Pourtant, les parallèles abondent entre cette loi — dont le gouvernement admet qu’elle vise à légaliser les techniques existantes — et les pratiques en vigueur aux Etats-Unis ou au Royaume-Uni. Plusieurs dispositions-clés du texte paraissent contraires à l’article 8 de la Convention de sauvegarde des droits de l’homme et des libertés fondamentales sur le « droit au respect de la vie privée et familiale ». Elles exposent la France à des recours devant la CEDH, pour peu que le texte actuel ne soit pas invalidé par le Conseil constitutionnel. […]
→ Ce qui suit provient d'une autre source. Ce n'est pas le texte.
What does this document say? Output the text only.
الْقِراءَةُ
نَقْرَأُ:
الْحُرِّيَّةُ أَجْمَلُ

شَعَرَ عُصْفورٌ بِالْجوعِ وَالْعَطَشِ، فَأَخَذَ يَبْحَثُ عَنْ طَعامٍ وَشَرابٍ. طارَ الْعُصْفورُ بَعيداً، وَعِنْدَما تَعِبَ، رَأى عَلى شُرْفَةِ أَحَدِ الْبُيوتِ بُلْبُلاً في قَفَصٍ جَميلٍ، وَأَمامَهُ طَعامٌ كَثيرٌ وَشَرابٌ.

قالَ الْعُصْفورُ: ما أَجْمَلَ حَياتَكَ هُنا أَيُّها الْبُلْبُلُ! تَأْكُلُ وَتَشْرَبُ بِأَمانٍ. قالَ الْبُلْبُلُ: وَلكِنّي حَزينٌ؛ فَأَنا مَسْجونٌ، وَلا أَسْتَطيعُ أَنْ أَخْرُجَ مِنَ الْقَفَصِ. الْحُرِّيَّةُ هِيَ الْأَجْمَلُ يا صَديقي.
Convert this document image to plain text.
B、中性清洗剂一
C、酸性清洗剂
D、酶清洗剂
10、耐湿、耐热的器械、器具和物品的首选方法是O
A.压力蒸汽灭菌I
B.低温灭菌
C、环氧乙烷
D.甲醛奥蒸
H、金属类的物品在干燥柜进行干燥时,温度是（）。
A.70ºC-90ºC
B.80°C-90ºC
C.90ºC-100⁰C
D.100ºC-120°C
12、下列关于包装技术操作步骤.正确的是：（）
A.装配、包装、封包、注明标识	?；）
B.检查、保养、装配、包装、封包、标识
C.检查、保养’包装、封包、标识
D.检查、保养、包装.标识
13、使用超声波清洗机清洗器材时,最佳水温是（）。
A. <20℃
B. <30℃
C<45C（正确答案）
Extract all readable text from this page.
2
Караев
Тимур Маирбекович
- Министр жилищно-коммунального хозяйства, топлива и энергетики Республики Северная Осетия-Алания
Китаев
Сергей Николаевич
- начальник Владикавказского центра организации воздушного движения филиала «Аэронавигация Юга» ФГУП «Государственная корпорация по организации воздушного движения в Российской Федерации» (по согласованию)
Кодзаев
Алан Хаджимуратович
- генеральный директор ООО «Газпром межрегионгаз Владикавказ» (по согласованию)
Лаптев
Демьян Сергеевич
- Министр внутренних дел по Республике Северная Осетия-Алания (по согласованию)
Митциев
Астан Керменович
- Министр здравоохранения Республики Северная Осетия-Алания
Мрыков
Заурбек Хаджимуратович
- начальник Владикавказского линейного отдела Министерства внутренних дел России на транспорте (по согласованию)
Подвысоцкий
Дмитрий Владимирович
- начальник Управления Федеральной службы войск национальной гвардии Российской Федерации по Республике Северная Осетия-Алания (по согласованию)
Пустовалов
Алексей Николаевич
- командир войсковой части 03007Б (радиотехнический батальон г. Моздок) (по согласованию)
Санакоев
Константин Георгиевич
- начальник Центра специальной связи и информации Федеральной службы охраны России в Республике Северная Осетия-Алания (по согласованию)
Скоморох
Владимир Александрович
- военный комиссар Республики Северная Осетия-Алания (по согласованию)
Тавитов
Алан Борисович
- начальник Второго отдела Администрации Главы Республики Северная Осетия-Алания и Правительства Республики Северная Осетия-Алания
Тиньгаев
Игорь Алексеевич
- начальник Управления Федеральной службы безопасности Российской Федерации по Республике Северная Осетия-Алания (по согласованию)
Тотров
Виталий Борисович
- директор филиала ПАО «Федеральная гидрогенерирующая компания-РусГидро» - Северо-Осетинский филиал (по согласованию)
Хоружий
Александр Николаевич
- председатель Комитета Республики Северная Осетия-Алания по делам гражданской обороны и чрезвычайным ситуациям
Enfin, l’éventail des missions de renseignement autorisant la mise en œuvre de ces techniques de surveillance s’élargit sensiblement : outre la prévention du terrorisme et de la criminalité organisée, il inclut notamment l’espionnage pour le compte des grands groupes industriels français, la conduite d’opérations en matière de cybersécurité, ainsi que la prévention des « atteintes à la forme républicaine des institutions » ou encore des « violences collectives de nature à porter atteinte à la sécurité nationale ». Or on connaît l’imagination dont font preuve certains policiers et procureurs dans l’interprétation de la notion de « terrorisme » — ce dont témoigne par exemple le renvoi devant le tribunal correctionnel de trois militants du groupe dit « de Tarnac » décidé début mai par le parquet antiterroriste de Paris. Ces nouvelles catégories laissent donc craindre une banalisation de la surveillance policière des mouvements sociaux, avec à la clé de nouveaux reculs des libertés d’expression et d’association. […]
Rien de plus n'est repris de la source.